The Limnomedusae is a relatively small group of generally inconspicuous jellies, some of which live in freshwater habitats. Gonads may be attached to the stomach or on the radial canals. Polyps, which may be solitary rather than colonial, are tiny and can produce additional polyps by asexual budding. Medusae are produced by a budding process, with the polyps remaining to create more medusae.

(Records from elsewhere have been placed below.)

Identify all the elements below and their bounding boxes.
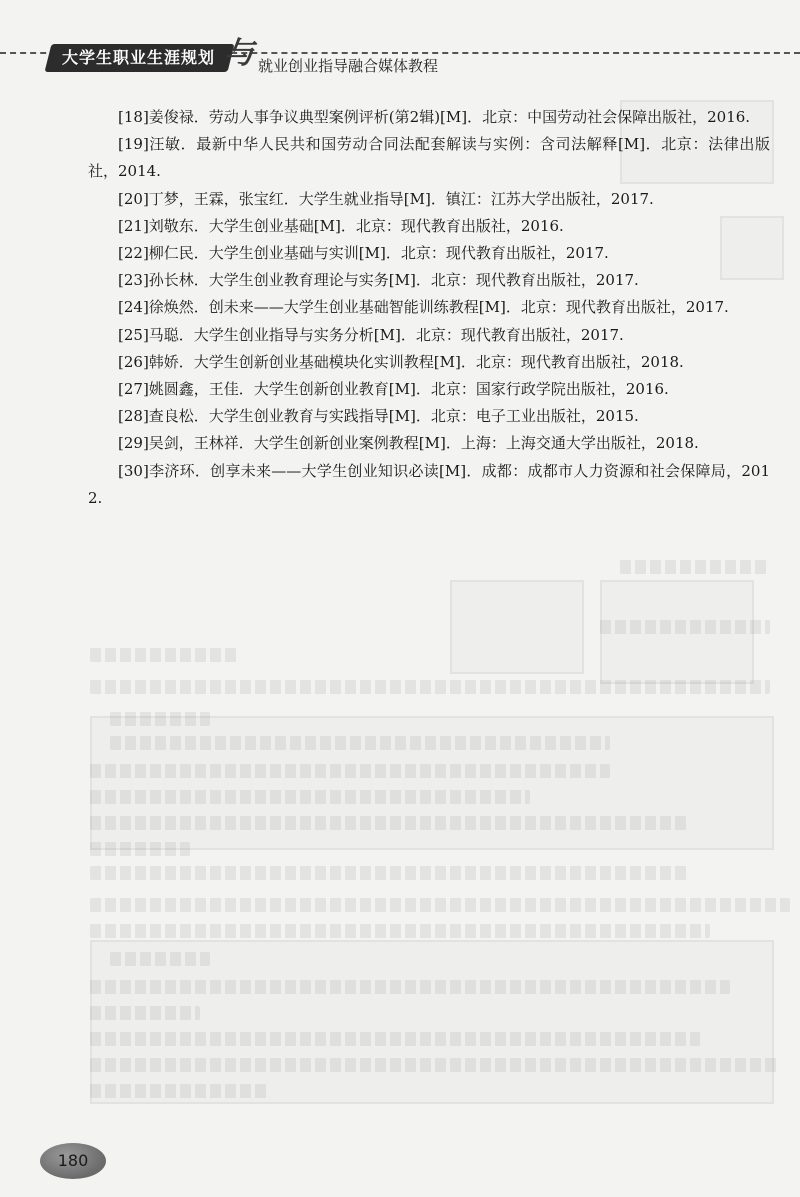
show-through-line (90, 924, 710, 938)
show-through-box (450, 580, 584, 674)
show-through-line (110, 952, 210, 966)
show-through-line (90, 1058, 780, 1072)
page-number-badge (40, 1143, 106, 1179)
reference-entry: [25]马聪．大学生创业指导与实务分析[M]．北京：现代教育出版社，2017. (118, 325, 624, 344)
reference-entry: [19]汪敏．最新中华人民共和国劳动合同法配套解读与实例：含司法解释[M]．北京：法律出版社，2014. (88, 135, 770, 181)
reference-entry: [28]查良松．大学生创业教育与实践指导[M]．北京：电子工业出版社，2015. (118, 407, 639, 426)
show-through-line (90, 842, 190, 856)
reference-entry: [18]姜俊禄．劳动人事争议典型案例评析(第2辑)[M]．北京：中国劳动社会保障出版社，2016. (118, 108, 751, 126)
running-header (0, 0, 800, 90)
show-through-box (600, 580, 754, 684)
reference-entry: [20]丁梦，王霖，张宝红．大学生就业指导[M]．镇江：江苏大学出版社，2017. (118, 189, 654, 208)
show-through-box (90, 716, 774, 850)
show-through-line (90, 680, 770, 694)
reference-entry: [23]孙长林．大学生创业教育理论与实务[M]．北京：现代教育出版社，2017. (118, 271, 639, 290)
series-title-banner (45, 44, 235, 72)
book-subtitle: 就业创业指导融合媒体教程 (258, 57, 439, 75)
reference-entry: [27]姚圆鑫，王佳．大学生创新创业教育[M]．北京：国家行政学院出版社，2016. (118, 380, 669, 399)
show-through-line (110, 712, 210, 726)
show-through-line (90, 980, 730, 994)
reference-entry: [29]吴剑，王林祥．大学生创新创业案例教程[M]．上海：上海交通大学出版社，2018. (118, 434, 699, 453)
header-connector-glyph: 与 (224, 36, 254, 71)
show-through-line (90, 898, 790, 912)
show-through-line (600, 620, 770, 634)
reference-entry: [22]柳仁民．大学生创业基础与实训[M]．北京：现代教育出版社，2017. (118, 244, 609, 263)
show-through-line (90, 816, 690, 830)
show-through-line (90, 1032, 700, 1046)
reference-entry: [21]刘敬东．大学生创业基础[M]．北京：现代教育出版社，2016. (118, 216, 564, 235)
page-number: 180 (57, 1151, 89, 1170)
reference-entry: [24]徐焕然．创未来——大学生创业基础智能训练教程[M]．北京：现代教育出版社，2017. (118, 298, 729, 317)
show-through-line (90, 866, 690, 880)
show-through-box (90, 940, 774, 1104)
reference-list (88, 104, 770, 512)
show-through-line (90, 648, 240, 662)
show-through-line (90, 764, 610, 778)
show-through-line (90, 790, 530, 804)
show-through-line (90, 1006, 200, 1020)
show-through-line (90, 1084, 270, 1098)
reference-entry: [30]李济环．创享未来——大学生创业知识必读[M]．成都：成都市人力资源和社会保障局，2012. (88, 461, 770, 507)
show-through-line (620, 560, 770, 574)
series-title: 大学生职业生涯规划 (62, 48, 216, 67)
reference-entry: [26]韩娇．大学生创新创业基础模块化实训教程[M]．北京：现代教育出版社，2018. (118, 352, 684, 371)
show-through-line (110, 736, 610, 750)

Narcomedusae and Trachymedusae lack an attached polyp phase, and are thus considered to have a holoplanktonic life cycle. Fertilized eggs typically form planktonic larvae that develop directly into the medusa. Among the Trachymedusae this larvae is known as an actinula, which is free-swimming and resembles a polyp without a stalk. Trachymedusae typically possess a bell taller than wide and have gonads attached to the radial canals. Statocysts are typically located on the bell margin. Tentacles tend to be long but very fragile, and are frequently broken off following collection. Narcomedusae can be distinguished by their relatively thick solid tentacles that originate well above the bell margin and may be held above the bell. The bell generally is formed by a stiff central mesoglea with scalloped edges. They also produce an actinula larva, but in most species each actinula buds a number of others before transforming into the adult body form. Most members of these two orders are found in oceanic or deep-water habitats, although some may venture into nearshore surface waters. The number of species is relatively few compared to the number of Anthomedusae and Leptomedusae.
The species listed in the right side-bar menu are among the more common hydromedusae of Central California waters and elsewhere along the West Coast. They by no means include all the species you may encounter.